Use the same method to bulk load the data into the table used in the article "Bulk Copy Data into SQL Server with PowerShell." To begin, you need to have the data in an ADO.NET DataTable—this works in your favor, as the DataSet object, which contains the DataTable, has two useful methods called ReadXML() and ReadXMLSchema().
Next, you need to create a DataSet object and use the ReadXMLSchema() method to load the schema into the DataSet.
Then, you can use the ReadXML() method to load the XML data into the DataSet. Note that because you've already loaded the XML schema, the process ReadXML() uses to determine the schema is ignored.

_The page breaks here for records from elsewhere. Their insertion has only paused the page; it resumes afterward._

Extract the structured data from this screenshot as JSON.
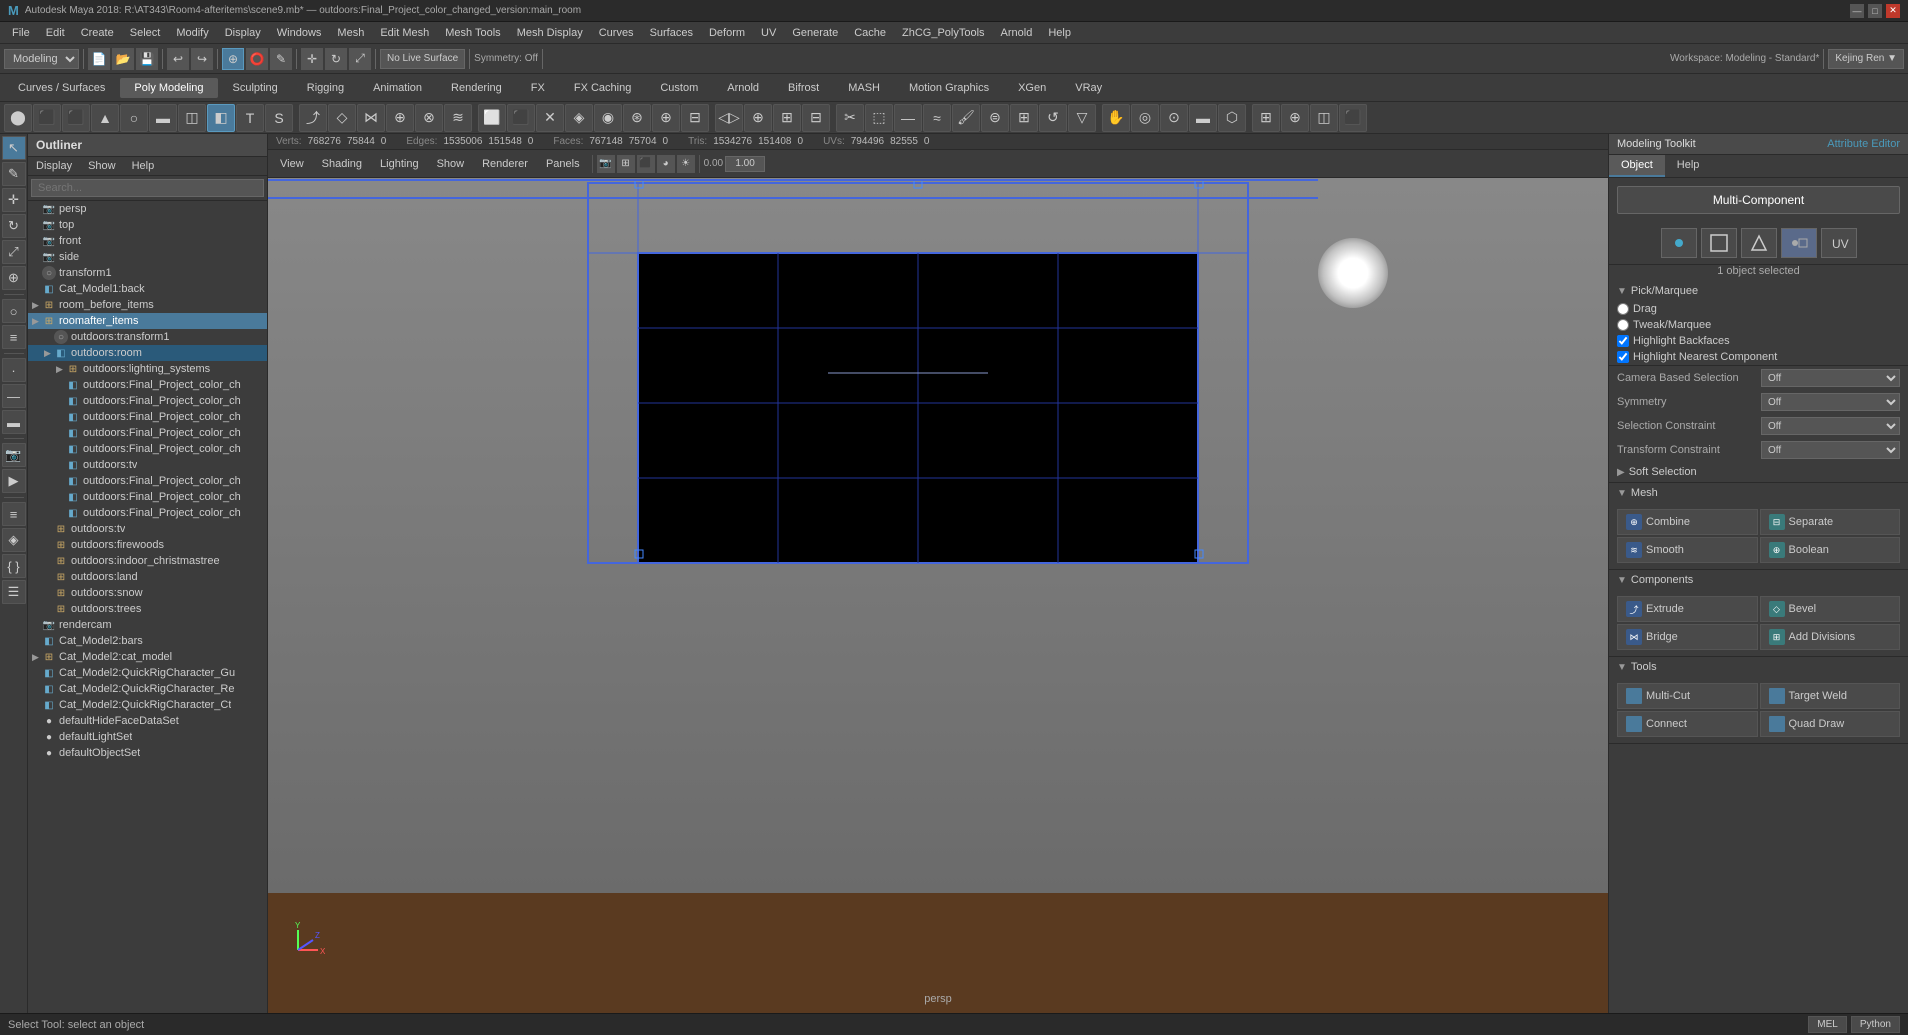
{
  "titlebar": {
    "title": "Autodesk Maya 2018: R:\\AT343\\Room4-afteritems\\scene9.mb* — outdoors:Final_Project_color_changed_version:main_room",
    "minimize": "—",
    "maximize": "□",
    "close": "✕"
  },
  "menubar": {
    "items": [
      "File",
      "Edit",
      "Create",
      "Select",
      "Modify",
      "Display",
      "Windows",
      "Mesh",
      "Edit Mesh",
      "Mesh Tools",
      "Mesh Display",
      "Curves",
      "Surfaces",
      "Deform",
      "UV",
      "Generate",
      "Cache",
      "ZhCG_PolyTools",
      "Arnold",
      "Help"
    ]
  },
  "toolbar1": {
    "workspace_label": "Workspace:",
    "workspace_value": "Modeling - Standard*",
    "mode": "Modeling"
  },
  "mode_tabs": {
    "tabs": [
      "Curves / Surfaces",
      "Poly Modeling",
      "Sculpting",
      "Rigging",
      "Animation",
      "Rendering",
      "FX",
      "FX Caching",
      "Custom",
      "Arnold",
      "Bifrost",
      "MASH",
      "Motion Graphics",
      "XGen",
      "VRay"
    ]
  },
  "outliner": {
    "title": "Outliner",
    "menu_items": [
      "Display",
      "Show",
      "Help"
    ],
    "search_placeholder": "Search...",
    "items": [
      {
        "label": "persp",
        "indent": 1,
        "icon": "camera",
        "arrow": false
      },
      {
        "label": "top",
        "indent": 1,
        "icon": "camera",
        "arrow": false
      },
      {
        "label": "front",
        "indent": 1,
        "icon": "camera",
        "arrow": false
      },
      {
        "label": "side",
        "indent": 1,
        "icon": "camera",
        "arrow": false
      },
      {
        "label": "transform1",
        "indent": 1,
        "icon": "transform",
        "arrow": false
      },
      {
        "label": "Cat_Model1:back",
        "indent": 1,
        "icon": "mesh",
        "arrow": false
      },
      {
        "label": "room_before_items",
        "indent": 1,
        "icon": "group",
        "arrow": true
      },
      {
        "label": "roomafter_items",
        "indent": 1,
        "icon": "group",
        "arrow": true,
        "selected": true
      },
      {
        "label": "outdoors:transform1",
        "indent": 2,
        "icon": "transform",
        "arrow": false
      },
      {
        "label": "outdoors:room",
        "indent": 2,
        "icon": "mesh",
        "arrow": true,
        "highlight": true
      },
      {
        "label": "outdoors:lighting_systems",
        "indent": 3,
        "icon": "group",
        "arrow": true
      },
      {
        "label": "outdoors:Final_Project_color_ch",
        "indent": 3,
        "icon": "mesh",
        "arrow": false
      },
      {
        "label": "outdoors:Final_Project_color_ch",
        "indent": 3,
        "icon": "mesh",
        "arrow": false
      },
      {
        "label": "outdoors:Final_Project_color_ch",
        "indent": 3,
        "icon": "mesh",
        "arrow": false
      },
      {
        "label": "outdoors:Final_Project_color_ch",
        "indent": 3,
        "icon": "mesh",
        "arrow": false
      },
      {
        "label": "outdoors:Final_Project_color_ch",
        "indent": 3,
        "icon": "mesh",
        "arrow": false
      },
      {
        "label": "outdoors:tv",
        "indent": 3,
        "icon": "mesh",
        "arrow": false
      },
      {
        "label": "outdoors:Final_Project_color_ch",
        "indent": 3,
        "icon": "mesh",
        "arrow": false
      },
      {
        "label": "outdoors:Final_Project_color_ch",
        "indent": 3,
        "icon": "mesh",
        "arrow": false
      },
      {
        "label": "outdoors:Final_Project_color_ch",
        "indent": 3,
        "icon": "mesh",
        "arrow": false
      },
      {
        "label": "outdoors:tv",
        "indent": 2,
        "icon": "group",
        "arrow": false
      },
      {
        "label": "outdoors:firewoods",
        "indent": 2,
        "icon": "group",
        "arrow": false
      },
      {
        "label": "outdoors:indoor_christmastree",
        "indent": 2,
        "icon": "group",
        "arrow": false
      },
      {
        "label": "outdoors:land",
        "indent": 2,
        "icon": "group",
        "arrow": false
      },
      {
        "label": "outdoors:snow",
        "indent": 2,
        "icon": "group",
        "arrow": false
      },
      {
        "label": "outdoors:trees",
        "indent": 2,
        "icon": "group",
        "arrow": false
      },
      {
        "label": "rendercam",
        "indent": 1,
        "icon": "camera",
        "arrow": false
      },
      {
        "label": "Cat_Model2:bars",
        "indent": 1,
        "icon": "mesh",
        "arrow": false
      },
      {
        "label": "Cat_Model2:cat_model",
        "indent": 1,
        "icon": "group",
        "arrow": true
      },
      {
        "label": "Cat_Model2:QuickRigCharacter_Gu",
        "indent": 1,
        "icon": "mesh",
        "arrow": false
      },
      {
        "label": "Cat_Model2:QuickRigCharacter_Re",
        "indent": 1,
        "icon": "mesh",
        "arrow": false
      },
      {
        "label": "Cat_Model2:QuickRigCharacter_Ct",
        "indent": 1,
        "icon": "mesh",
        "arrow": false
      },
      {
        "label": "defaultHideFaceDataSet",
        "indent": 1,
        "icon": "set",
        "arrow": false
      },
      {
        "label": "defaultLightSet",
        "indent": 1,
        "icon": "set",
        "arrow": false
      },
      {
        "label": "defaultObjectSet",
        "indent": 1,
        "icon": "set",
        "arrow": false
      }
    ]
  },
  "stats": {
    "verts_label": "Verts:",
    "verts_val1": "768276",
    "verts_val2": "75844",
    "verts_val3": "0",
    "edges_label": "Edges:",
    "edges_val1": "1535006",
    "edges_val2": "151548",
    "edges_val3": "0",
    "faces_label": "Faces:",
    "faces_val1": "767148",
    "faces_val2": "75704",
    "faces_val3": "0",
    "tris_label": "Tris:",
    "tris_val1": "1534276",
    "tris_val2": "151408",
    "tris_val3": "0",
    "uvs_label": "UVs:",
    "uvs_val1": "794496",
    "uvs_val2": "82555",
    "uvs_val3": "0"
  },
  "viewport": {
    "menus": [
      "View",
      "Shading",
      "Lighting",
      "Show",
      "Renderer",
      "Panels"
    ],
    "camera_label": "persp",
    "no_live_surface": "No Live Surface"
  },
  "modeling_toolkit": {
    "title": "Modeling Toolkit",
    "tabs": [
      "Object",
      "Help"
    ],
    "attr_editor": "Attribute Editor",
    "multi_component": "Multi-Component",
    "selected_label": "1 object selected",
    "pick_section": {
      "title": "Pick/Marquee",
      "options": [
        "Drag",
        "Tweak/Marquee"
      ]
    },
    "highlight_backfaces": "Highlight Backfaces",
    "highlight_nearest": "Highlight Nearest Component",
    "camera_based_label": "Camera Based Selection",
    "camera_based_value": "Off",
    "symmetry_label": "Symmetry",
    "symmetry_value": "Off",
    "selection_constraint_label": "Selection Constraint",
    "selection_constraint_value": "Off",
    "transform_constraint_label": "Transform Constraint",
    "transform_constraint_value": "Off",
    "soft_selection": "Soft Selection",
    "mesh_section": {
      "title": "Mesh",
      "buttons": [
        {
          "label": "Combine",
          "icon": "C"
        },
        {
          "label": "Separate",
          "icon": "S"
        },
        {
          "label": "Smooth",
          "icon": "Sm"
        },
        {
          "label": "Boolean",
          "icon": "B"
        }
      ]
    },
    "components_section": {
      "title": "Components",
      "buttons": [
        {
          "label": "Extrude",
          "icon": "E"
        },
        {
          "label": "Bevel",
          "icon": "Bv"
        },
        {
          "label": "Bridge",
          "icon": "Br"
        },
        {
          "label": "Add Divisions",
          "icon": "AD"
        }
      ]
    },
    "tools_section": {
      "title": "Tools",
      "buttons": [
        {
          "label": "Multi-Cut",
          "icon": "MC"
        },
        {
          "label": "Target Weld",
          "icon": "TW"
        },
        {
          "label": "Connect",
          "icon": "Co"
        },
        {
          "label": "Quad Draw",
          "icon": "QD"
        }
      ]
    }
  },
  "status_bar": {
    "message": "Select Tool: select an object",
    "mel_btn": "MEL",
    "python_btn": "Python"
  }
}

You'll then load the lone table in the DataSet into the $dtProd variable.
$dtProd = $ds.Tables
Now, you have a DataTable with our Product data and you can use the SqlBulkCopy method to quickly load the data into the table.
$bc = new-object ("System.Data.SqlClient.SqlBulkCopy") $cn
$bc.DestinationTableName = "dbo.Products"
Now, you need to measure the time it took to load the data. PowerShell provides a way to do this using the Measure-Command cmdlet. To simplify the process, I put the preceding PowerShell code into a script called Load-XmlData.ps1, and I executed the following command.
This returned some interesting results.
Hours : 0
Minutes : 0
Seconds : 0
Milliseconds : 62
Ticks : 628365
TotalDays : 7.27274305555556E-07
TotalHours : 1.74545833333333E-05
TotalMinutes : 0.001047275
TotalSeconds : 0.0628365
TotalMilliseconds : 62.8365
This shows that the total time for loading the 1,000 row XML file using T-SQL was 182ms (11ms to load the file, 171ms to parse and load the table), where the total time for running the script to load the XML file to the DataSet, then bulk copy the data into SQL Server was 63ms, roughly one third of the time, to do the same thing.
If you bump up the size of the XML file from 1,000 rows to 10,000 rows, the T-SQL timing returns these results.
CPU time = 593 ms, elapsed time = 775 ms.
SQL Server Execution Times:
CPU time = 1607 ms, elapsed time = 1728 ms.
Running the same data through the PowerShell script using Measure-Command returns these times.
Hours : 0
Minutes : 0
Seconds : 0
Milliseconds : 742
Ticks : 7429740
TotalDays : 8.59923611111111E-06
TotalHours : 0.000206381666666667
TotalMinutes : 0.0123829
TotalSeconds : 0.742974
TotalMilliseconds : 742.974
So, the T-SQL solution ran in 2503ms total, where the PowerShell solution ran in 743ms, more than three-and-a-half times faster.
As you can see, PowerShell is more appropriate for loading large data sets into SQL Server from XML than T-SQL.